Une tente ? Vraiment ?
Avant de partir, on s’est posé cent fois la question : est-ce qu’on embarque une tente ? Une tente, cela veut dire 2 kg minimum (et là, je ne compte même pas les sardines), auxquels il faut rajouter le poids des sacs de couchage et des tapis de sol (on aime bien un peu de confort, quand même). Et une popote et un réchaud aussi (800 g au moins), parce qu’on a beau être des campeurs, on n’en a pas moins des besoins physiologiques comme tout le monde. Et je ne vous parle même pas du volume que tout cela occupe dans les sacs ! Bref, y avait de quoi se poser sérieusement la question. Et puis, on s’est dit que oui, la tente était indispensable. Pourquoi ? C’est justement le titre de cette note, et je vais tenter de répondre à la question :
– D’abord, parce qu’une tente, c’est la liberté absolue. Quand on veut décider chaque jour ce qu’on fera le lendemain, sans réserver, la tente permet d’avoir l’esprit libre. Pas de place dans une, deux, trois auberges ? Le camping municipal vous tend les bras. Ou un camping gratuit un peu plus loin (bon, faut se passer de la douche, mais une fois de temps en temps…), avec sans doute la plus belle vue de la région.
– Ensuite, parce qu’une tente permet de générer des dialogues d’une incroyable richesse au sein du couple : « Tiens, on va la mettre là, c’est plat. » « N’importe quoi, c’est pas plat. Rien que de regarder l’endroit, j’ai le sang qui me monte à la tête et les pieds tout froids. » Ou bien encore : « Il vient du lac, le vent, on va mettre les absides de ce côté. » « Il viendrait pas plutôt du petit bois, ton vent ? » Et je ne donne que ces deux exemples parmi tant d’autres… (note de Cyril : n’empêche que moi j’ai le sens de l’inclinaison…)
– Et puis, en Patagonie, la tente vous donne l’impression non pas de voyager, tout bêtement, mais de vivre une véritable aventure extrême.
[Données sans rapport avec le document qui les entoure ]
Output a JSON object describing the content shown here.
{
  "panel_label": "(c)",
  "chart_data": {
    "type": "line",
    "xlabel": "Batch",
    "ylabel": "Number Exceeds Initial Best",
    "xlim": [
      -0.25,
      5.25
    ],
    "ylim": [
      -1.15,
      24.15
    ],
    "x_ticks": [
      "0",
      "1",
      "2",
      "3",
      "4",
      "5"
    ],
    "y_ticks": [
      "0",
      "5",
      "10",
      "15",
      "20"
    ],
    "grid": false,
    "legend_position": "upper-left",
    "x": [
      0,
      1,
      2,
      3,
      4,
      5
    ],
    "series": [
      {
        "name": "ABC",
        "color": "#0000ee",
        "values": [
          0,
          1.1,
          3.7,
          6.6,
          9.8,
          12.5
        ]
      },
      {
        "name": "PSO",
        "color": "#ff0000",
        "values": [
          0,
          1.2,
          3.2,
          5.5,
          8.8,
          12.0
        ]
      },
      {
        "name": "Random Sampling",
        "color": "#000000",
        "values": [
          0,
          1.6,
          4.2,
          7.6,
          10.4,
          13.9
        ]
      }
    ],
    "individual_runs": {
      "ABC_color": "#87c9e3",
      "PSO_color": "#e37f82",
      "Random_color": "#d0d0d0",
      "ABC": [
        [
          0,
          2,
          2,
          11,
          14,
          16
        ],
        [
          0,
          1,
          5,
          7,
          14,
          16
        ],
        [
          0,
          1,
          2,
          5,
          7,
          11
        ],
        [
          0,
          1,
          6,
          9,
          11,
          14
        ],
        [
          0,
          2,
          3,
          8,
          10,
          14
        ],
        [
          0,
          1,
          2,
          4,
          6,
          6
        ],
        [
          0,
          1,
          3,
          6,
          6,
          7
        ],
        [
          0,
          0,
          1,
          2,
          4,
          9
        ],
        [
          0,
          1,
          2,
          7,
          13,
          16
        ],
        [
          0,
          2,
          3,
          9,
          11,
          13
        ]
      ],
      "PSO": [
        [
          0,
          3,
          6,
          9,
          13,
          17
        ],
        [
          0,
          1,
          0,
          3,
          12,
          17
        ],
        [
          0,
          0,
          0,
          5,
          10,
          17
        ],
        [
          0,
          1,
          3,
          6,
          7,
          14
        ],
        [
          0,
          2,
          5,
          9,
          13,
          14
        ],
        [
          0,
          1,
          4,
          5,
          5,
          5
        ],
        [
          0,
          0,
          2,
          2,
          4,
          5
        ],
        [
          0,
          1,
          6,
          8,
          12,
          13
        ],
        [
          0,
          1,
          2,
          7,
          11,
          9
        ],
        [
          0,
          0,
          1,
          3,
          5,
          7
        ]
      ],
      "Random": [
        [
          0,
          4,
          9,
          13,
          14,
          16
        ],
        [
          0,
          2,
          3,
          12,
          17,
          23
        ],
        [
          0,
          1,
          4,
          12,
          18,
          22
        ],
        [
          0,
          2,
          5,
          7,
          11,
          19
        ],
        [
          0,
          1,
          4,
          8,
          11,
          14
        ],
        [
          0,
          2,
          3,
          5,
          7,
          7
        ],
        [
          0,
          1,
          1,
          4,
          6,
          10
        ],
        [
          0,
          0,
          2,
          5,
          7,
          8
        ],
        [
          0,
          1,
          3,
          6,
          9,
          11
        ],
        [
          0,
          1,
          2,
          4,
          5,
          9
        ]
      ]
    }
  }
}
Exercice n° 1 de l’apprenti aventurier : monter la tente alors que le vent arrive par grosses bourrasques, d’un peu partout parce qu’il tourbillonne. On ne va pas se plaindre, parce qu’à deux c’est mieux quand même. On a vu des solitaires batailler ferme pour planter la leur. Exercice n° 2 : tendre des cordes tout autour pour que le double toit ne s’envole pas. Ajouter des pierres pour stabiliser le tout. Très grosses de préférence. Exercice n° 3 : se mettre à l’abri du vent et essayer de dormir alors que la toile à quelques centimètres de votre nez se tord dans tous les sens, que la structure tout entière est secouée et se soulève, que le vent siffle différentes notes selon l’angle de pénétration entre la tente et le double toit. Il paraît que sur certaines îles où le vent est terrible, il constitue une circonstance atténuante en cas de meurtre, parce que le vent rend fou. On a testé.